Nesse balé desengonçado, o dono do bar, como o tocador de pratos de uma orquestra caótica, espera o momento certo de chamar a polícia. Objetivo: resguardar a integridade do seu empreendimento perdendo o mínimo de clientes. Sabe que, infelizmente, nunca agirá no momento certo. Na confusão, alguém esbarra numa garrafa que cai no chão gongando o início da luta.
Os ânimos se acirram. Os iniciadores da confusão aproximam seus rostos e respiram bufando um na cara do outro. Falta pouco para tudo degringolar. Apenas um tapa. Um cuspe. Um olhar mais feio. Então…
– Olhem lá!- alguém grita da porta do bar.
Alertas pela adrenalina gerada nas preliminares da briga, todos se viram. Caminhando onde os carros deveriam passar, cinco mulheres, para dizer a verdade, meninas, lindas, no primor da sua juventude, tomam a rua numa passeata misteriosa. Rindo e languidamente apressadas, elas caminham pelo meio da avenida com destino e origem ignorados. Apenas um detalhe: todas estão vestidas de havaianas. É. Havaianas. Com colares de flores de papel crepom; tops imitando cocos; arranjos exagerados nos cabelos; e saias de palha plástica colorida. E, para completar, de pés inexplicavelmente descalços. Alheias à briga, elas flanam faceiras, se dando empurrões e cutucos assim como os brigões. Só que, no caso delas, sem agressividade, apenas com cumplicidade.
No bar, homens e mulheres, inebriados por sua presença, respiram fundo tentando sentir o seu perfume. Sentem. Ou imaginam que sentem. Não faz diferença. E sorriem. Verdadeiramente.
As teorias começam a surgir. Assim como as dúvidas. Quem são elas? De onde vem? Para onde vão? O que diabos estão fazendo aqui? À essa hora?! As dúvidas e curiosidades são muitas e suficientes para distrair todos do conflito que parecia ser tão necessário resolver.
As meninas dobram a rua e somem a caminho da praia. Como um perfume marcante, seu riso ecoa nas paredes dos prédios nos lembrando da sua existência, até que some num silêncio ensurdecedor. De um momento para o outro, aquilo que parecia tão real e tão correto deixa de existir de fato.

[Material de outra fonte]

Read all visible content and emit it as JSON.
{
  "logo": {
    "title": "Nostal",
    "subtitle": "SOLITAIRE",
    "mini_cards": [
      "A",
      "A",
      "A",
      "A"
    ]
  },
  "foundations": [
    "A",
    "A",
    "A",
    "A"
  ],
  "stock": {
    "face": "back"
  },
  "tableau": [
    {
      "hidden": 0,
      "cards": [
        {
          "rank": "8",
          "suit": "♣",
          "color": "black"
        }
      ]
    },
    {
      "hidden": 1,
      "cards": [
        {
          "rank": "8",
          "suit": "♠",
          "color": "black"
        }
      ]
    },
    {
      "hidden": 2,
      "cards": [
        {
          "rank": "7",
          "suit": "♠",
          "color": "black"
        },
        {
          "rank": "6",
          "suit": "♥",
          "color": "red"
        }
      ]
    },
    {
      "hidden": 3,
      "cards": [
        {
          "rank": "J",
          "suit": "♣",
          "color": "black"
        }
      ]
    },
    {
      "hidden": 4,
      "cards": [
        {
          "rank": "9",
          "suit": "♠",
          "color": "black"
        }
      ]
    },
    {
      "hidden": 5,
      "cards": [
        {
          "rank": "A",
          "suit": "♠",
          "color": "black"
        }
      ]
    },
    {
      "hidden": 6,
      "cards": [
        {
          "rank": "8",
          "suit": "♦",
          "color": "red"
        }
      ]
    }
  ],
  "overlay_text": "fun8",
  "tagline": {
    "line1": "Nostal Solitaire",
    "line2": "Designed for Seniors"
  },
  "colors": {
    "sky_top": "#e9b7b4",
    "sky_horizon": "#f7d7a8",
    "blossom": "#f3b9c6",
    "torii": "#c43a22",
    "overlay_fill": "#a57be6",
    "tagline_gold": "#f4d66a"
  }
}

Todos baixam as cabeças. Não sabem mais o que fazer. Alguns se sentam, aturdidos. Outros aproveitam para pagar a conta e escapar à francesa da confusão. Alguns, magoados pelo sumiço das meninas, lembram da briga e transformam a sua frustração em agressividade, retomando o conflito. Os brigões, mesmo sem clima, voltam às suas posições iniciais. Podem até apanhar mas nunca desistirão daquilo em que acreditam. Se perguntam sem resposta: qual era mesmo a razão da briga? Voltamos ao começo.
Os envolvidos se estranham. Olhares tortos, palavras tortas. Antes do novo primeiro empurrão, uma surpresa.
Despontando no início da rua, uma sexta havaiana, não tão bonita, mas infinitamente mais charmosa, corre esbaforida atrás de suas amigas, deixando seu colar cair pelo caminho.
– Me esperem. ME ESPEREM!
O bar inteiro é obrigado a cair na gargalhada. Os brigões, envergonhados com a sua postura, se abraçam e oferecem, mesmo sem dinheiro suficiente, pagar a conta um do outro. O dono do bar suspira por ter escapado por pouco da decisão entre proteger a estrutura do bar e manter a clientela. Os outros clientes agora dão razão à turma do deixa disso e os parabenizam por tentar manter a paz.
– Paz. Amor. Beleza. Assim não é melhor de se viver?- sentenciam e fecham o caso.
As saideiras são pedidas e o mais empolgado dos clientes, sempre há um deles, sai correndo pelo meio da rua atrás das meninas com o colar abandonado na mão. Depois da meia noite, busca por sua Cinderela havaiana.
– Ei, espere por mim também. ESPERE POR MIM!